If we're given the parameters $A,B,\pi$, we can calculate the probability of an observation sequence $O$ using the forward algorithm, and we can find the most likely hidden state sequence $Q$ using the Viterbi algorithm. They both use dynamic programming.

Thus, for supervised learning, we just need to count & normalize; for unsupervised learning, we can use the EM algorithm with $Q$ as hidden states.

N-gram

A Language Model assigns a probability of any sequence of words. That is,

\[\sum_{W\in V^*} p(W)=1. \]

A good LM should put high probability to more "likely" sentences.

Uni-gram LM: $P(w_1w_2\cdots w_T)=P(w_1)P(w_2)\cdots P(w_T).$
Bi-gram LM: $P(w_1w_2\cdots w_T)=P(w_1)P(w_2|w_1)P(w_3|w_2)\cdots P(w_T|w_{T-1}).$
Tri-gram LM: $P(w_1w_2\cdots w_T)=P(w_1)P(w_2|w_1)P(w_3|w_1w_2)\cdots P(w_T|w_{T-2}w_{T-1}).$
N-gram LM: $P(w_1w_2\cdots w_T)=\prod_{t=n}^T P(w_t|w_{t-(n-1)}\cdots w_{t-1}).$

There are two special tokens that are very useful in building a LM.

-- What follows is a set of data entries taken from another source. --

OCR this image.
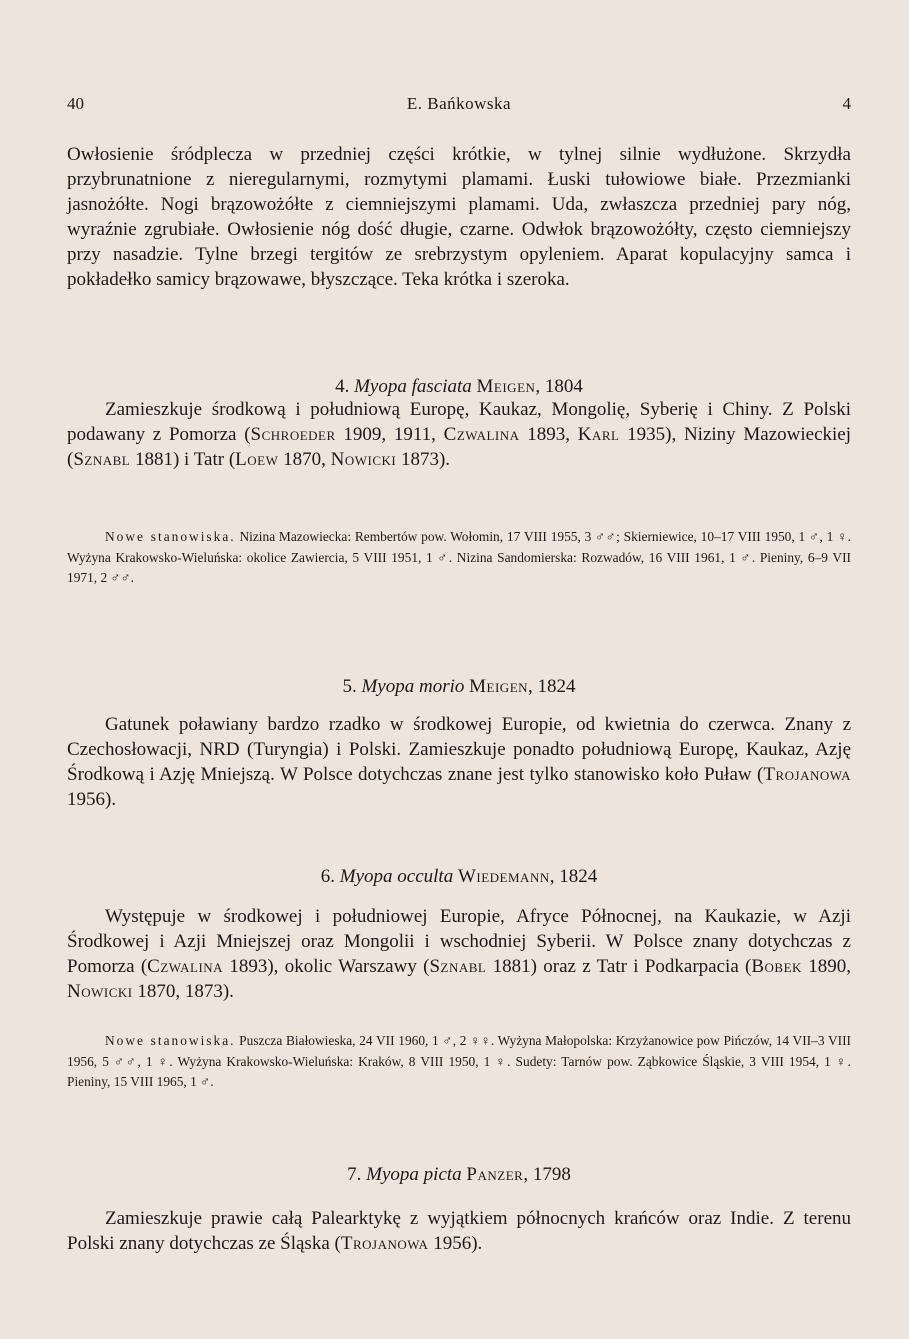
40	E. Bańkowska	4

Owłosienie śródplecza w przedniej części krótkie, w tylnej silnie wydłużone. Skrzydła przybrunatnione z nieregularnymi, rozmytymi plamami. Łuski tułowiowe białe. Przezmianki jasnożółte. Nogi brązowożółte z ciemniejszymi plamami. Uda, zwłaszcza przedniej pary nóg, wyraźnie zgrubiałe. Owłosienie nóg dość długie, czarne. Odwłok brązowożółty, często ciemniejszy przy nasadzie. Tylne brzegi tergitów ze srebrzystym opyleniem. Aparat kopulacyjny samca i pokładełko samicy brązowawe, błyszczące. Teka krótka i szeroka.

4. Myopa fasciata Meigen, 1804

Zamieszkuje środkową i południową Europę, Kaukaz, Mongolię, Syberię i Chiny. Z Polski podawany z Pomorza (Schroeder 1909, 1911, Czwalina 1893, Karl 1935), Niziny Mazowieckiej (Sznabl 1881) i Tatr (Loew 1870, Nowicki 1873).

Nowe stanowiska. Nizina Mazowiecka: Rembertów pow. Wołomin, 17 VIII 1955, 3 ♂♂; Skierniewice, 10–17 VIII 1950, 1 ♂, 1 ♀. Wyżyna Krakowsko-Wieluńska: okolice Zawiercia, 5 VIII 1951, 1 ♂. Nizina Sandomierska: Rozwadów, 16 VIII 1961, 1 ♂. Pieniny, 6–9 VII 1971, 2 ♂♂.

5. Myopa morio Meigen, 1824

Gatunek poławiany bardzo rzadko w środkowej Europie, od kwietnia do czerwca. Znany z Czechosłowacji, NRD (Turyngia) i Polski. Zamieszkuje ponadto południową Europę, Kaukaz, Azję Środkową i Azję Mniejszą. W Polsce dotychczas znane jest tylko stanowisko koło Puław (Trojanowa 1956).

6. Myopa occulta Wiedemann, 1824

Występuje w środkowej i południowej Europie, Afryce Północnej, na Kaukazie, w Azji Środkowej i Azji Mniejszej oraz Mongolii i wschodniej Syberii. W Polsce znany dotychczas z Pomorza (Czwalina 1893), okolic Warszawy (Sznabl 1881) oraz z Tatr i Podkarpacia (Bobek 1890, Nowicki 1870, 1873).

Nowe stanowiska. Puszcza Białowieska, 24 VII 1960, 1 ♂, 2 ♀♀. Wyżyna Małopolska: Krzyżanowice pow Pińczów, 14 VII–3 VIII 1956, 5 ♂♂, 1 ♀. Wyżyna Krakowsko-Wieluńska: Kraków, 8 VIII 1950, 1 ♀. Sudety: Tarnów pow. Ząbkowice Śląskie, 3 VIII 1954, 1 ♀. Pieniny, 15 VIII 1965, 1 ♂.

7. Myopa picta Panzer, 1798

Zamieszkuje prawie całą Palearktykę z wyjątkiem północnych krańców oraz Indie. Z terenu Polski znany dotychczas ze Śląska (Trojanowa 1956).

The end-of-sentence token: <eos>, tells where a sentence could end.
The out-of-vocabulary token: <unk>, replaces rare words (e.g., appearing only once in the training corpus).

In order to build a LM, we need to estimate the conditional probabilities $P(w_t|w_{t-(n-1)}\cdots w_{t-1})$. The straightforward way is to directly count & normalize. However, this would lead to the zero-frequency problem (cannot create new sentences). Ways to solve it:

Add-k smoothing: $$P(w_t|w_{t-(n-1)}\cdots w_{t-1})=\frac{\text{count}(w_{t-(n-1)}\cdots w_{t-1}w_t)+k}{\text{count}(w_{t-(n-1)}\cdots w_{t-1})+k|V|}.$$
Linear interpolation: $$P(w_t|w_{t-(n-1)}\cdots w_{t-1})=\lambda_n P(w_t|w_{t-(n-1)}\cdots w_{t-1})+\lambda_{n-1} P(w_t|w_{t-(n-2)}\cdots w_{t-1})+\cdots+\lambda_1 P(w_t),$$
where $\sum_{i=1}^n \lambda_i=1$.
Backoff: $$P(w_t|w_{t-(n-1)}\cdots w_{t-1})=\begin{cases} \frac{\text{count}(w_{t-(n-1)}\cdots w_{t-1}w_t)}{\text{count}(w_{t-(n-1)}\cdots w_{t-1})}, & \text{if } \text{count}(w_{t-(n-1)}\cdots w_{t})>0 \ \alpha(w_{t-(n-2)}\cdots w_{t-1})P(w_t|w_{t-(n-2)}\cdots w_{t-1}), & \text{otherwise} \end{cases},$$
where $\alpha(w_{t-(n-2)}\cdots w_{t-1})$ is a normalization factor.

Given a test set $W$, we define the LM's perplexity to be

\[PPL(W)=2^{-l},\text{ where }l=\frac{\log_2(P(W))}{\text{token_len}(W)}. \]

Perplexity cares more about diversity than quality.

Word2vec

In the LSA section, we obtained word vectors by decomposing the term-document matrix; In this section, we will talk about another approach based on prediction.

Skip-gram: learn representations that predict the context given a word.
CBOW (Continous Bag-of-Words): learn representations that predict a word given context.